Let’s see how I feel after ripping a couple hundred discs. It might not be practical. But it’s kind of fun creating my own streaming service.


14 thoughts on “Renting vs. Buying TV Shows”

        1. By the way, what programs do use to rip discs? And which file format do you like?

          I started with using MakeMVK and just used that file format. But they are large files so I’ve been experimenting with Handbrake to make smaller mp4 files. But that’s a lot of work.

          I’m looking for a great program that rips everything directly to mp4. I’m thinking about WinX.

          1. I wish WinX would give us a full version for a trial. I tested the trial version and the 5 minute rips seemed very fast but they didn’t look good. I’d like a full version to thoroughly test. Even the $60 lifetime price is good if it worked well. The $39 yearly price is out of the question.

            I’m using Handbrake on my MakeMVK files to make them smaller.

  1. Yes, the streaming services nickel & dime you. We have Netflix, Disney+, Apple TV+, and AMAZON Prime Video. You would think that was enough, but Diane wanted to watch POKER FACE on PEACOCK so we signed up for that (but we’ll drop it as soon as we watch the series). Like you, I’m dissatisfied by many of the programs on our cable system. I used to watch the CW for the DC superhero programs, but now THE FLASH is bowing out and the rest have been cancelled. Now CW stands for “CAN’T WATCH” for me.
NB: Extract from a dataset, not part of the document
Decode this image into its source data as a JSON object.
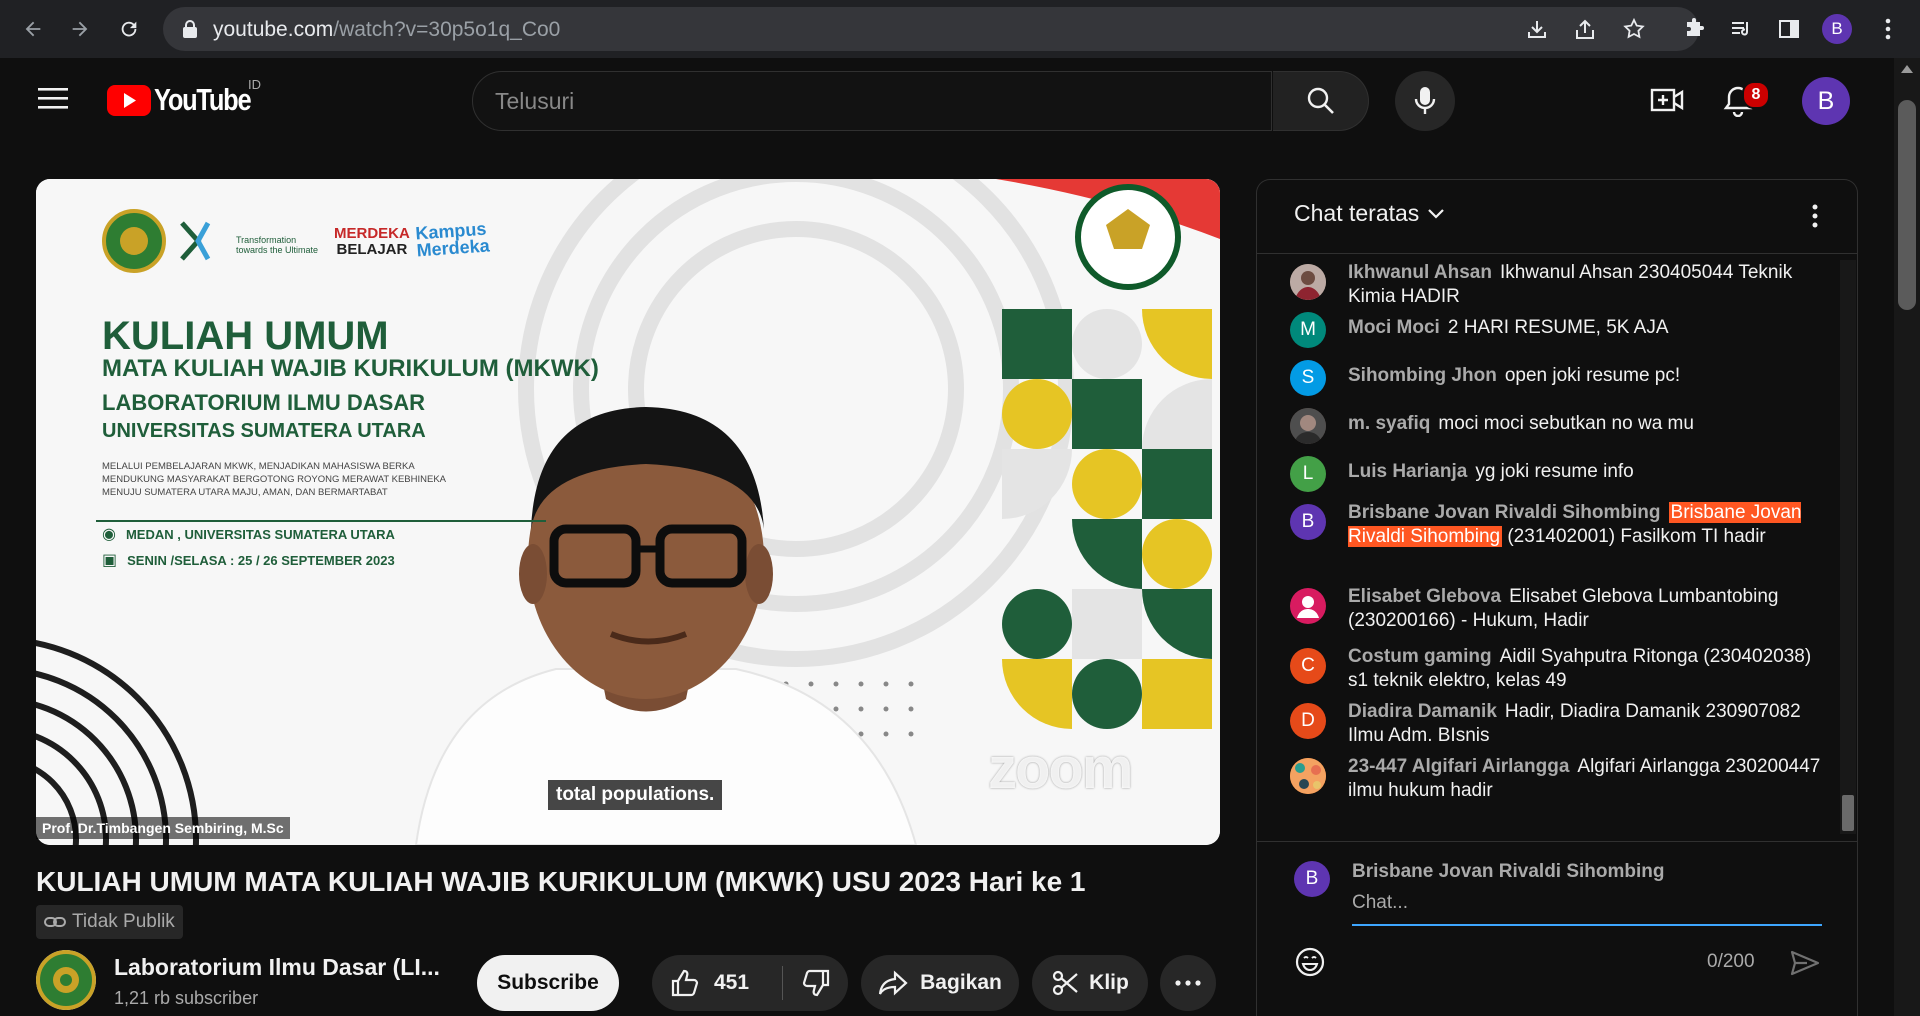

  2. Just a thought in case you haven’t seen it – there’s a free (ad supported) streaming service called Tubi. It has tons of “vintage” movies and tv shows. I’m more likely to watch Netflix, but sometimes I watch an old b&w program from the 40s or 50s. Probably not your cup of tea, but Susan might enjoy browsing their catalog. The ads are generally 60 seconds and not too obnoxious.
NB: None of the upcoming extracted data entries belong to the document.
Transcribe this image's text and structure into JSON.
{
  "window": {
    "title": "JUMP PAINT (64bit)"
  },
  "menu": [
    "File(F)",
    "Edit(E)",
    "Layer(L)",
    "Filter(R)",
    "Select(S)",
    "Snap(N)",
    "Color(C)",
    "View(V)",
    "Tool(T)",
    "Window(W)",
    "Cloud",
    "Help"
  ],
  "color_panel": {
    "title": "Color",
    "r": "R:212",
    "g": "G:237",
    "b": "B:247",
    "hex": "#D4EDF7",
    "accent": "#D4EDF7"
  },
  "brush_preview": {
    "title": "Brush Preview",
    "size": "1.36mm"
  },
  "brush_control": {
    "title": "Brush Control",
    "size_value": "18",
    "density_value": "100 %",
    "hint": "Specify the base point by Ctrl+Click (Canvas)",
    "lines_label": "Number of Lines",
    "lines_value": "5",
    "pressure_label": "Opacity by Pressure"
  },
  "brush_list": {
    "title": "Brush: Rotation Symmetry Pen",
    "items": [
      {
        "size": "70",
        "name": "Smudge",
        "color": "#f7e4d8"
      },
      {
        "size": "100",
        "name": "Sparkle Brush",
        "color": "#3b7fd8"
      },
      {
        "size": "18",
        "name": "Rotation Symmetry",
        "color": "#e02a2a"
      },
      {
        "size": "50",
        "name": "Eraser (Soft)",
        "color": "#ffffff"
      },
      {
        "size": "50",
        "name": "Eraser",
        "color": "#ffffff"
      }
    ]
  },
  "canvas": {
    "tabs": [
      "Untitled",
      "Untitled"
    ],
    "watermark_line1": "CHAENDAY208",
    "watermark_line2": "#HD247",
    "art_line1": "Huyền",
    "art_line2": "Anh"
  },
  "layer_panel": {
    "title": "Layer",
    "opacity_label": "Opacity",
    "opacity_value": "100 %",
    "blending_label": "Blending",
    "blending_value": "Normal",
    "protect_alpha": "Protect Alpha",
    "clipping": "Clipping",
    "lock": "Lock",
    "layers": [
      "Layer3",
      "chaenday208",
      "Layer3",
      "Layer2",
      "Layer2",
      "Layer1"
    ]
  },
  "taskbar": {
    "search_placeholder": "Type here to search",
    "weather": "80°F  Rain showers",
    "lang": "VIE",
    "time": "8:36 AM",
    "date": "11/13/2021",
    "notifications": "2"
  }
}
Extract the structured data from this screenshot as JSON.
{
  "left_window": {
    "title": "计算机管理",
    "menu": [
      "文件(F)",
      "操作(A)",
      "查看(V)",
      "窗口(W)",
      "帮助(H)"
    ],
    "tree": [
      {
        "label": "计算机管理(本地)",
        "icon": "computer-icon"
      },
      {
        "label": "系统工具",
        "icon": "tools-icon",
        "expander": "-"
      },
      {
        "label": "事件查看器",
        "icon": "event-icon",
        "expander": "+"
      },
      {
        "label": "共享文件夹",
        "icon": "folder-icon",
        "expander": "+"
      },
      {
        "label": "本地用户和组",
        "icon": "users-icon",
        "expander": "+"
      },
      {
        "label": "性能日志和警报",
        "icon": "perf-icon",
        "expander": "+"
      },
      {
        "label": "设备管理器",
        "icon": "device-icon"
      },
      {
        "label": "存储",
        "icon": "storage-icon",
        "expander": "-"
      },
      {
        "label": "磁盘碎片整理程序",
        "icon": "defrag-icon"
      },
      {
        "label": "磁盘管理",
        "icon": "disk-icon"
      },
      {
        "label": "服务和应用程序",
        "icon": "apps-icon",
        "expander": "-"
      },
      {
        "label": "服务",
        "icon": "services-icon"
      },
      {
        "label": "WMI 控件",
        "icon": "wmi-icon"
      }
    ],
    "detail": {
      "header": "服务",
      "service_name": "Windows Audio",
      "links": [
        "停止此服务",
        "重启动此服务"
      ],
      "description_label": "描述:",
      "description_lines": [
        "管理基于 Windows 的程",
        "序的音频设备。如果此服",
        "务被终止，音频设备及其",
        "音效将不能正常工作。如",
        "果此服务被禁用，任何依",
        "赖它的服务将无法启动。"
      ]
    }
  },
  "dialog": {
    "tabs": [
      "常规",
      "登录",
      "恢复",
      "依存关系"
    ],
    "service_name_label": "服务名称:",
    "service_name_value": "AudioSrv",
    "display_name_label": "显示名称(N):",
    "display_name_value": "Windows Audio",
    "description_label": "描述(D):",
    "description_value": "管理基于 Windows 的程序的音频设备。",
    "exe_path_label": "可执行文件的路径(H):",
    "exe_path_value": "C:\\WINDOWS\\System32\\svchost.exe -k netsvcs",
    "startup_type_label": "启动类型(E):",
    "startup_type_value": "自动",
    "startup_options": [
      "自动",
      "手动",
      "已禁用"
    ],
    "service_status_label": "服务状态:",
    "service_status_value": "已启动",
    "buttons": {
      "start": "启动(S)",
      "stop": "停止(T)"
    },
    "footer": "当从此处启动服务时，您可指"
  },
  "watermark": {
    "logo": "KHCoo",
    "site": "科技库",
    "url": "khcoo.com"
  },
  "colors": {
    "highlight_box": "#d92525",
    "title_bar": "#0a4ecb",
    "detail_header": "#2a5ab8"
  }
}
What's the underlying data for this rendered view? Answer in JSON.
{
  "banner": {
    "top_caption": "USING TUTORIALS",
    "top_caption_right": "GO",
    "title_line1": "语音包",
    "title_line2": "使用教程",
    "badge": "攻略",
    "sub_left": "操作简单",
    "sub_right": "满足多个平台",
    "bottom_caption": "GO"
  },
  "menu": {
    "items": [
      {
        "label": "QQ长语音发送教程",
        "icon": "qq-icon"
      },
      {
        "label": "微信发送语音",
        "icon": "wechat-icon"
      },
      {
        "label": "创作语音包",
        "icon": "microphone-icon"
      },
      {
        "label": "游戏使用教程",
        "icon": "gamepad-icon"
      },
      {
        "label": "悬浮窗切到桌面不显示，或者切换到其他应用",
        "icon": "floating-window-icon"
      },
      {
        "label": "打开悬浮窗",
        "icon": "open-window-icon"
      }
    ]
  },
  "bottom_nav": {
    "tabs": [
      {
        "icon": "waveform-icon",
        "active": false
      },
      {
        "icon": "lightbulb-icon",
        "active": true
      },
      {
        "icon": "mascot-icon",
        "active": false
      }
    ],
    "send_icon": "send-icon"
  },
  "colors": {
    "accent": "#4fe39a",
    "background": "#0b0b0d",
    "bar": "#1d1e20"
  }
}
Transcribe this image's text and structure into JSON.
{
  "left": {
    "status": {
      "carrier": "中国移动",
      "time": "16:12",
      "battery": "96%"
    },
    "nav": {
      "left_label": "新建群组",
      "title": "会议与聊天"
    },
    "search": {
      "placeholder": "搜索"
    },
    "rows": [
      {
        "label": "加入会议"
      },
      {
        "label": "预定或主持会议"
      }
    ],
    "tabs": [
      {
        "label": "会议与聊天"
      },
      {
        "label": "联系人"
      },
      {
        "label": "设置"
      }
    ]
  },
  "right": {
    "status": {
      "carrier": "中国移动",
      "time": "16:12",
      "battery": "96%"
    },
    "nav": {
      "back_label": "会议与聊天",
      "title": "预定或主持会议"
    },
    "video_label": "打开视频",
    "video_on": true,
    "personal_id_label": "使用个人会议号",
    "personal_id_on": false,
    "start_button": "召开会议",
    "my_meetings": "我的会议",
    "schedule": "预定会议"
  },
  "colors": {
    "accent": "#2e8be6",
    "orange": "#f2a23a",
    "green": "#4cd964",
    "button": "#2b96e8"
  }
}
    1. I watch Tubi and a fee other free streaming services. I have to really want to see the show because of the commercials.
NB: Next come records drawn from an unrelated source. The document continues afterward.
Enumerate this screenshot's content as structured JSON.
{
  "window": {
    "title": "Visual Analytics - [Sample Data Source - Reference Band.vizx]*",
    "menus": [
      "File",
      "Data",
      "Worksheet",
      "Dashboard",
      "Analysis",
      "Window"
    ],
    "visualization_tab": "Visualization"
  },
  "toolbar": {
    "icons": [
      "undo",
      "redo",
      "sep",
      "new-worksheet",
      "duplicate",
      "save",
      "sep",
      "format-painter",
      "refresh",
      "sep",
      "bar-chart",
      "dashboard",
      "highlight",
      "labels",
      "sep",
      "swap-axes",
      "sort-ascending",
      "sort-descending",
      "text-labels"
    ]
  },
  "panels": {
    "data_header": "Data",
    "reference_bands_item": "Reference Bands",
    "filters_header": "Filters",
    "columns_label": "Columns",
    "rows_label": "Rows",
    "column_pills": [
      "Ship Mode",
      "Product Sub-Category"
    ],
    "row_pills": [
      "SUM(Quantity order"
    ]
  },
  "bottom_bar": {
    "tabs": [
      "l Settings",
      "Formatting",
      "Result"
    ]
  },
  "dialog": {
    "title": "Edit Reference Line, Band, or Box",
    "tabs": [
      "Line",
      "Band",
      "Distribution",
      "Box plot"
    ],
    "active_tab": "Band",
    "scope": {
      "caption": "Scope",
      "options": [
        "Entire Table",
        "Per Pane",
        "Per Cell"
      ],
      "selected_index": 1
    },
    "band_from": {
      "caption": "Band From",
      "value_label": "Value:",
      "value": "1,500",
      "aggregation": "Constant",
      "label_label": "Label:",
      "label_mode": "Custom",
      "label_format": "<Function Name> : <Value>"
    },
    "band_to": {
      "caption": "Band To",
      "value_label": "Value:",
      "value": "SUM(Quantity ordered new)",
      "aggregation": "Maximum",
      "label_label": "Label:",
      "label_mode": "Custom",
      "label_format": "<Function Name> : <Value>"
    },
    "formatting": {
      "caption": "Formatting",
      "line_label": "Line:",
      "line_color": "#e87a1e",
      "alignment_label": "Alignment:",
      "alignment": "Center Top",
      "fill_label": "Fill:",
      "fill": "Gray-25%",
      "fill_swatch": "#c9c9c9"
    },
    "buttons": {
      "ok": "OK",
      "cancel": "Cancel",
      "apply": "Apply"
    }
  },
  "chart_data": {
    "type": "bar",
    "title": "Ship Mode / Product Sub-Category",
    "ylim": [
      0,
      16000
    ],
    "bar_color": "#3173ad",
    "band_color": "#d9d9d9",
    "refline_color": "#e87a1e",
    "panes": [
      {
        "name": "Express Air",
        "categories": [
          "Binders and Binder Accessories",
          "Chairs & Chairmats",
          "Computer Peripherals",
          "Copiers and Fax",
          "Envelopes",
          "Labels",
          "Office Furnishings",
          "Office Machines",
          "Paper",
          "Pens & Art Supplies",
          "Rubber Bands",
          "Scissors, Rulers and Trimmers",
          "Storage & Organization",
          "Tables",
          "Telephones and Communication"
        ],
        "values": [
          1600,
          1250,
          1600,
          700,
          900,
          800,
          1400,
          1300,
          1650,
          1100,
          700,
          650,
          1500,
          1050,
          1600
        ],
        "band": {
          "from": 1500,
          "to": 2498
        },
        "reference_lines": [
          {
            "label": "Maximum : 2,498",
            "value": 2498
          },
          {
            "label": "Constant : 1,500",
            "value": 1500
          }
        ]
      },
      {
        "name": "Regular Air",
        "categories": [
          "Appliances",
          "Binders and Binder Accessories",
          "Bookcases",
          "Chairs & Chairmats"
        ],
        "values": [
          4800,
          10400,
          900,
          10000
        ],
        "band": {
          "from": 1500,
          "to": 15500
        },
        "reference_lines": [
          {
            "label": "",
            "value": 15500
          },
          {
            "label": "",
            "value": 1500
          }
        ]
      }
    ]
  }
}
      We ended up signing up for Peacock because they have a deal for $29.99 for one year. It has tons of old TV show. It also has commercials but they aren’t oppressive.

        1. They have some good current movies including Tar and She Said which are up for Oscars. And Mrs. Harris Goes to Paris which is a lot of fun.

          I find Peacock more appealing because it has more stuff for older folks.

  3. I would imagine a lot would depend on the ease of usage for Susan, in comparison to the way the streaming services are now. Does Plex offer the content in such a way that it is as user-friendly as streaming services?

    I have to admit, there are many times I’ve just bought movies/tv series on Amazon Prime over the years simply because a) I knew if I rented them I’d end up spending money again some other time, and b) I didn’t want to walk downstairs to dig through the DVDs or blurays to find them. So much quicker to just purchase and watch, though not the most wise thing to do financially.

    The thing I like about streaming services is the ease of shutting them off and turning them back on. We try, not always successfully, to rotate them through and just watch everything we want on one before canceling and firing up another, while keeping Prime and YouTube Premium on all the time. But that works for us more because of the way we watch tv. We don’t go back and watch too many old popular shows. We turn off and on AcornTV and Britbox throughout the years as new series of shows we love get added, then once we’ve watched through them, we cancel. Same with Netflix. I like to fire up Netflix during the Christmas season as we watch a lot of their Christmas selections, and then dump it and maybe only fire up for a month in the summer to catch other things we like.

    We need to be much more disciplined about this, as we still waste money not turning things off and on more efficiently.